A common question raised by customer-side management:
- How to control software engineers?
- How I, as a customer who pays huge bags of cash per hour to this hippies, can really know that they are not cheating me watching youtube half a day?
But even if the question is not asked explicitly, does not mean nobody has doubts alike.
I worked in various environments. Let me review the most common solutions and their pros and cons.
Don’t track anything!
This sounds like a programmer’s paradise: one spends time to whatever is more productive at the moment. “Trust is everywhere!“
But let’s look at a situation when some urgent side tasks are thrown to the engineer. Say, we had a release and discovered some small bugs after it. We need somebody to look at them and state the estimate for fixes.
Such investigation tasks may take considerable amount of time. But are easily forgot to be mentioned on the stand-ups (or at worst cases one may be even forced not to mention them with a reason “This does not “bring any value to the current sprint”, but let’s leave such dullards away).
Besides, in this case you kind of “hide” from yourself and the team the real efforts spent for a particular tasks. Sometimes one may spend few hours each day to investigate some naughty bug. And having spent 10 hours one creates a task for minor refactoring that would take 2 hours to be done. I think it’s not fair!
Track your every billing hour
Any creative work needs a concentration and the concentration is very fragile.

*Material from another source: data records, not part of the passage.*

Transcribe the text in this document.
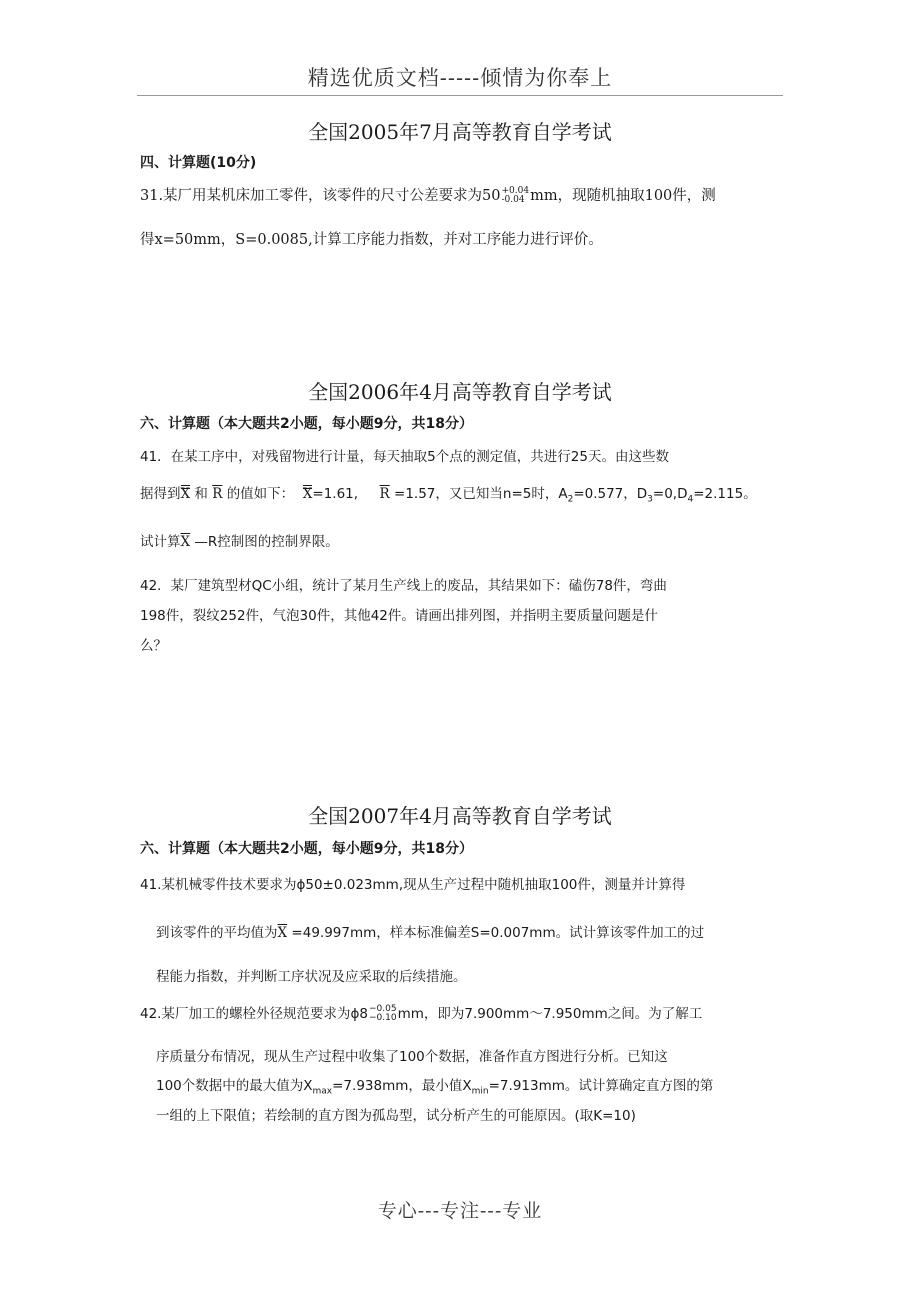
精选优质文档-----倾情为你奉上
全国2005年7月高等教育自学考试
四、计算题(10分)
31.某厂用某机床加工零件，该零件的尺寸公差要求为50 +0.04
-0.04 mm，现随机抽取100件，测
得x=50mm，S=0.0085,计算工序能力指数，并对工序能力进行评价。
全国2006年4月高等教育自学考试
六、计算题（本大题共2小题，每小题9分，共18分）
41．在某工序中，对残留物进行计量，每天抽取5个点的测定值，共进行25天。由这些数
据得到X 和 $\overline{R}$ 的值如下： X=1.61, $\overline{R} =1.57$，又已知当n=5时，$A_2=0.577$，$D_3=0,D_4=2.115$。
试计算$\overline{X}$ —R控制图的控制界限。
42．某厂建筑型材QC小组，统计了某月生产线上的废品，其结果如下：磕伤78件，弯曲
198件，裂纹252件，气泡30件，其他42件。请画出排列图，并指明主要质量问题是什
么？
全国2007年4月高等教育自学考试
六、计算题（本大题共2小题，每小题9分，共18分）
41.某机械零件技术要求为ϕ50±0.023mm,现从生产过程中随机抽取100件，测量并计算得
到该零件的平均值为$\overline{X} =49.997mm$，样本标准偏差S=0.007mm。试计算该零件加工的过
程能力指数，并判断工序状况及应采取的后续措施。
42.某厂加工的螺栓外径规范要求为ϕ8 −0.05
−0.10 mm，即为7.900mm～7.950mm之间。为了解工
序质量分布情况，现从生产过程中收集了100个数据，准备作直方图进行分析。已知这
100个数据中的最大值为$X_{max}=7.938mm$，最小值$X_{min}=7.913mm$。试计算确定直方图的第
一组的上下限值；若绘制的直方图为孤岛型，试分析产生的可能原因。(取K=10)
专心---专注---专业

During the workday anyone may be distracted by some “not-directly-my-work” questions or attend some short group sync meeting. Where to track that time? Should I create a ticket for every activity over 30min I had during the day? And what to do with those below 30min? Track to the current task? Why wouldn’t I track some time for more-than-30-min activities to the current task too?
This may lead to some inflation of minor tasks.

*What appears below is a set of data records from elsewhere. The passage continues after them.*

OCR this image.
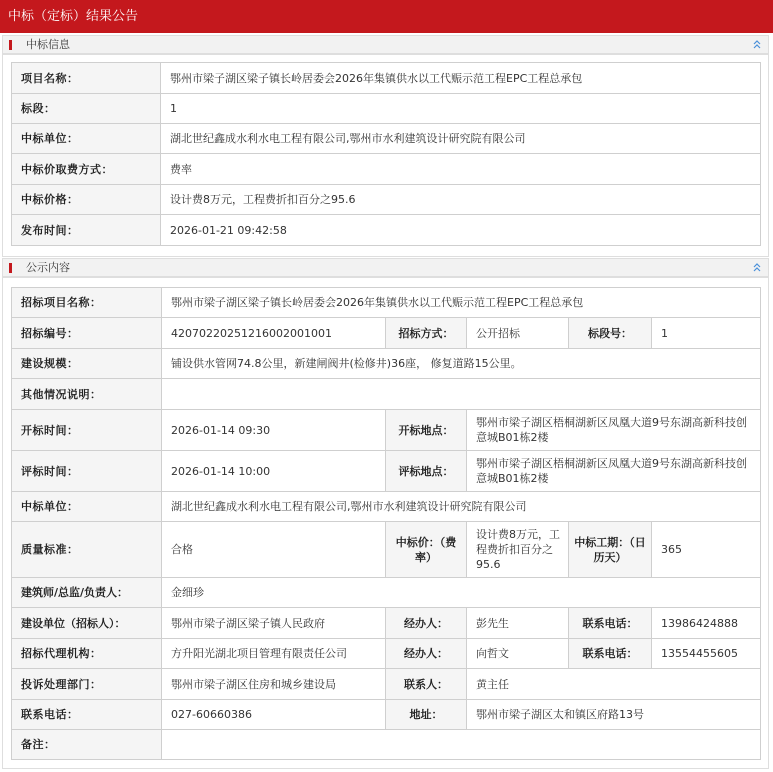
中标（定标）结果公告
中标信息
项目名称：	鄂州市梁子湖区梁子镇长岭居委会2026年集镇供水以工代赈示范工程EPC工程总承包
标段：	1
中标单位：	湖北世纪鑫成水利水电工程有限公司,鄂州市水利建筑设计研究院有限公司
中标价取费方式：	费率
中标价格：	设计费8万元，工程费折扣百分之95.6
发布时间：	2026-01-21 09:42:58
公示内容
招标项目名称：	鄂州市梁子湖区梁子镇长岭居委会2026年集镇供水以工代赈示范工程EPC工程总承包				
招标编号：	42070220251216002001001	招标方式：	公开招标	标段号：	1
建设规模：	铺设供水管网74.8公里，新建闸阀井(检修井)36座， 修复道路15公里。				
其他情况说明：					
开标时间：	2026-01-14 09:30	开标地点：	鄂州市梁子湖区梧桐湖新区凤凰大道9号东湖高新科技创意城B01栋2楼		
评标时间：	2026-01-14 10:00	评标地点：	鄂州市梁子湖区梧桐湖新区凤凰大道9号东湖高新科技创意城B01栋2楼		
中标单位：	湖北世纪鑫成水利水电工程有限公司,鄂州市水利建筑设计研究院有限公司				
质量标准：	合格	中标价：（费率）	设计费8万元，工程费折扣百分之95.6	中标工期：（日历天）	365
建筑师/总监/负责人：	金细珍				
建设单位（招标人）：	鄂州市梁子湖区梁子镇人民政府	经办人：	彭先生	联系电话：	13986424888
招标代理机构：	方升阳光湖北项目管理有限责任公司	经办人：	向哲文	联系电话：	13554455605
投诉处理部门：	鄂州市梁子湖区住房和城乡建设局	联系人：	黄主任		
联系电话：	027-60660386	地址：	鄂州市梁子湖区太和镇区府路13号		
备注：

This forces me to lie. And I don’t want to! And I don‘t want to create a ticket for every activity either!
Track 5 to 8 hours makes perfect sense
This does not force an engineer to lie and gives a legal way to omit some really not important details (e.g. 10 minutes watching cat gifs after lunch).
This 30% buffer is enough to minimize controlling pressure and to concentrate on what has been really done.
A customer may ask: Why I pay for 8 hours and get only 5?
Because this is not really “hours”. This is a productive result of 8 hours workday. Which is pretty good, as for me.
Besides, those cheating with 5 hours can cheat with any amount of hours at all and without tracking too.
I believe the modern ways of management are about openness and transparency. So why not to give the customer (especially PO) an ability to track not the time but the efforts for particular tasks to identify problems earlier. Isn’t it the “agile” is all about? The records could be a good supplementary material for daily stand-ups especially in remote teams.
Also, do not forget that hours registered per day is not a real metric of performance, progress or anything alike. This is just a documented version of the stand-up meeting with some tracking capabilities.
If you‘re afraid this metric might be used as a punishment reason, probably better not to track anything at all.